HARRISBURG — In the second day of a pretrial hearing in the state’s case of alleged corruption involving Pennsylvania Turnpike contracts, prosecutor Laurel Brandstetter argued the state doesn’t have to prove a neat and tidy “quid pro quo” — but that the prosecution can instead prove a pattern of conduct by defendants over a period of time that amounted to criminal conduct.
“There need not be an overt discussion,” Ms. Brandstetter, senior deputy attorney general, told the Dauphin County Common Pleas Court Tuesday.
On Monday, attorneys for several of the defendants argued the commonwealth has failed to show evidence of “quid pro quo” — saying prosecutors haven’t linked specific gifts or campaign contributions with explicit promises of contracts or other actions.
Six men — former state Sen. Robert Mellow, former turnpike commissioner Mitchell Rubin, former turnpike CEO Joseph Brimmeier, former turnpike chief operating officer George Hatalowich, vendor Dennis Miller and a consultant for a vendor, Jeffrey Suzenski — were charged last year by Attorney General Kathleen Kane’s office in a case that alleged widespread corruption and bid-rigging at the turnpike.
Ms. Brandstetter rebutted other defense arguments Tuesday, saying turnpike officials were directly engaged in political efforts, and “induced vendors to participate out of a fear that their absence would be noted,” and used engineering lists for political fundraising efforts. It is not illegal for public employees to solicit campaign contributions, argued attorney William Fetterhoff, representing Mr. Hatalowich.
“It is not unlawful for a public employee at the turnpike to accept a gift from a vendor doing business with the turnpike,” he added. If those acts should be illegal, the proper way to proceed is changing the law via the General Assembly, not by prosecution, he said.
Similarly, Mr. Miller’s attorney, Mark Sheppard, told the court if there is no “quid pro quo” and the state is pursuing the men based on a pattern of activity or relationships, “how are these people to know when that crosses the line to some pattern or practice? ... When does the conduct become illegal?”
Attorneys for Mellow argued on both days that his inclusion in the case amounts to “double jeopardy,” or being tried twice for the same crime. In 2012, Mellow pleaded guilty at the federal level of using his state Senate office for political work. His attorneys argued the state is charging him for essentially the same alleged scheme — improperly using his state office — during the same period, and using the same investigative materials and evidence the federal government did.

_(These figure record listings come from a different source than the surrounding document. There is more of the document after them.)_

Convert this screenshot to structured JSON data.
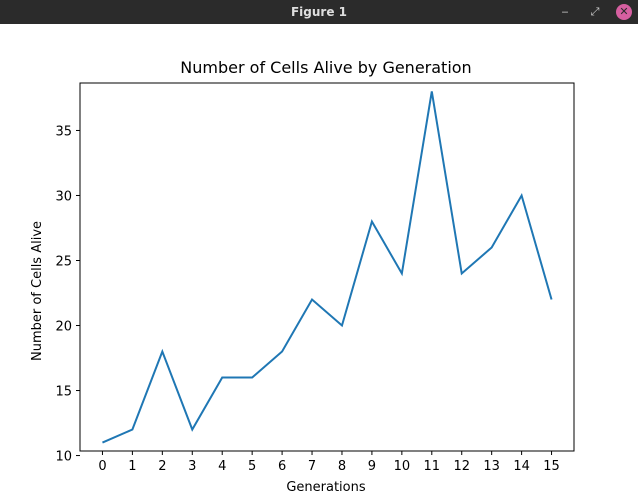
{
  "window": {
    "title": "Figure 1",
    "minimize_glyph": "‒",
    "maximize_glyph": "⤢",
    "close_glyph": "✕"
  },
  "colors": {
    "titlebar": "#2b2b2b",
    "close_button": "#d65fa0",
    "series_line": "#1f77b4"
  },
  "chart_data": {
    "type": "line",
    "title": "Number of Cells Alive by Generation",
    "xlabel": "Generations",
    "ylabel": "Number of Cells Alive",
    "x": [
      0,
      1,
      2,
      3,
      4,
      5,
      6,
      7,
      8,
      9,
      10,
      11,
      12,
      13,
      14,
      15
    ],
    "xticks": [
      "0",
      "1",
      "2",
      "3",
      "4",
      "5",
      "6",
      "7",
      "8",
      "9",
      "10",
      "11",
      "12",
      "13",
      "14",
      "15"
    ],
    "y": [
      11,
      12,
      18,
      12,
      16,
      16,
      18,
      22,
      20,
      28,
      24,
      38,
      24,
      26,
      30,
      22
    ],
    "yticks": [
      10,
      15,
      20,
      25,
      30,
      35
    ],
    "xlim": [
      -0.75,
      15.75
    ],
    "ylim": [
      10.35,
      38.65
    ],
    "grid": false,
    "legend": "none"
  }
}
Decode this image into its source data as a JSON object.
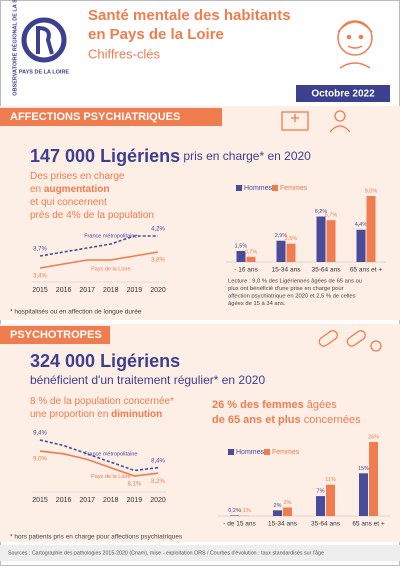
{
  "header": {
    "org_name": "OBSERVATOIRE RÉGIONAL DE LA SANTÉ",
    "org_region": "PAYS DE LA LOIRE",
    "title": [
      "Santé mentale des habitants",
      "en Pays de la Loire"
    ],
    "subtitle": "Chiffres-clés",
    "date": "Octobre 2022"
  },
  "sections": [
    {
      "heading": "AFFECTIONS PSYCHIATRIQUES",
      "key_figure": "147 000 Ligériens",
      "key_text": " pris en charge* en 2020",
      "intro": [
        [
          {
            "text": "Des prises en charge"
          }
        ],
        [
          {
            "text": "en "
          },
          {
            "text": "augmentation",
            "bold": true
          }
        ],
        [
          {
            "text": "et qui concernent"
          }
        ],
        [
          {
            "text": "près de 4% de la population"
          }
        ]
      ],
      "charts": [
        {
          "type": "line",
          "x": [
            2015,
            2016,
            2017,
            2018,
            2019,
            2020
          ],
          "series": [
            {
              "name": "France métropolitaine",
              "color": "#4b4b9b",
              "dashed": true,
              "values": [
                3.7,
                3.8,
                3.9,
                4.0,
                4.2,
                4.2
              ],
              "value_labels": [
                "3,7%",
                null,
                null,
                null,
                null,
                "4,2%"
              ]
            },
            {
              "name": "Pays de la Loire",
              "color": "#ef7d4f",
              "values": [
                3.4,
                3.5,
                3.6,
                3.6,
                3.7,
                3.8
              ],
              "value_labels": [
                "3,4%",
                null,
                null,
                null,
                null,
                "3,8%"
              ]
            }
          ]
        },
        {
          "type": "bar",
          "categories": [
            "- 16 ans",
            "15-34 ans",
            "35-64 ans",
            "65 ans et +"
          ],
          "series": [
            {
              "name": "Hommes",
              "color": "#4b4b9b",
              "values": [
                1.5,
                2.9,
                6.2,
                4.4
              ],
              "value_labels": [
                "1,5%",
                "2,9%",
                "6,2%",
                "4,4%"
              ]
            },
            {
              "name": "Femmes",
              "color": "#ef7d4f",
              "values": [
                0.7,
                2.5,
                5.7,
                9.0
              ],
              "value_labels": [
                "0,7%",
                "2,5%",
                "5,7%",
                "9,0%"
              ]
            }
          ]
        }
      ],
      "lecture": [
        "Lecture : 9,0 % des Ligériennes âgées de 65 ans ou",
        "plus ont bénéficié d'une prise en charge pour",
        "affection psychiatrique en 2020 et 2,5 % de celles",
        "âgées de 15 à 34 ans."
      ],
      "footnote": "* hospitalisés ou en affection de longue durée"
    },
    {
      "heading": "PSYCHOTROPES",
      "key_figure": "324 000 Ligériens",
      "key_text": "bénéficient d'un traitement régulier* en 2020",
      "intro": [
        [
          {
            "text": "8 % de la population concernée*"
          }
        ],
        [
          {
            "text": "une proportion en "
          },
          {
            "text": "diminution",
            "bold": true
          }
        ]
      ],
      "highlight": [
        [
          {
            "text": "26 % des ",
            "bold": true
          },
          {
            "text": "femmes",
            "bold": true
          },
          {
            "text": " âgées"
          }
        ],
        [
          {
            "text": "de 65 ans et plus",
            "bold": true
          },
          {
            "text": " concernées"
          }
        ]
      ],
      "charts": [
        {
          "type": "line",
          "x": [
            2015,
            2016,
            2017,
            2018,
            2019,
            2020
          ],
          "series": [
            {
              "name": "France métropolitaine",
              "color": "#4b4b9b",
              "dashed": true,
              "values": [
                9.4,
                9.2,
                8.9,
                8.6,
                8.3,
                8.4
              ],
              "value_labels": [
                "9,4%",
                null,
                null,
                null,
                null,
                "8,4%"
              ]
            },
            {
              "name": "Pays de la Loire",
              "color": "#ef7d4f",
              "values": [
                9.0,
                8.9,
                8.7,
                8.4,
                8.1,
                8.2
              ],
              "value_labels": [
                "9,0%",
                null,
                null,
                null,
                "8,1%",
                "8,2%"
              ]
            }
          ]
        },
        {
          "type": "bar",
          "categories": [
            "- de 15 ans",
            "15-34 ans",
            "35-64 ans",
            "65 ans et +"
          ],
          "series": [
            {
              "name": "Hommes",
              "color": "#4b4b9b",
              "values": [
                0.2,
                2,
                7,
                15
              ],
              "value_labels": [
                "0,2%",
                "2%",
                "7%",
                "15%"
              ]
            },
            {
              "name": "Femmes",
              "color": "#ef7d4f",
              "values": [
                0.1,
                3,
                11,
                26
              ],
              "value_labels": [
                "0,1%",
                "3%",
                "11%",
                "26%"
              ]
            }
          ]
        }
      ],
      "footnote": "* hors patients pris en charge pour affections psychiatriques"
    }
  ],
  "sources": "Sources : Cartographie des pathologies 2015-2020 (Cnam), mise - exploitation ORS / Courbes d'évolution : taux standardisés sur l'âge"
}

But Ms. Brandstetter said the case against Mellow is not based on the same criminal conduct, and the federal case makes “no reference to the Turnpike Commission.”
Ms. Brandstetter will be joining the Pittsburgh law firm of Leech Tishman next month; a spokesman for the attorney general’s office could not comment on who would be replacing her on the turnpike case.
Attorneys for Mr. Brimmeier also argued a particular charge relating to a turnpike subcontract for his sister’s architectural firm should be thrown out because it was executed beyond the statute of limitations, he was not involved with the contract, and there is no proof he even knew about it, attorney Megan Scheib said.
After the hearing concluded Tuesday, Dauphin County Common Pleas Judge Richard Lewis promised a ruling on the issues as soon as possible. A jury trial is scheduled for November.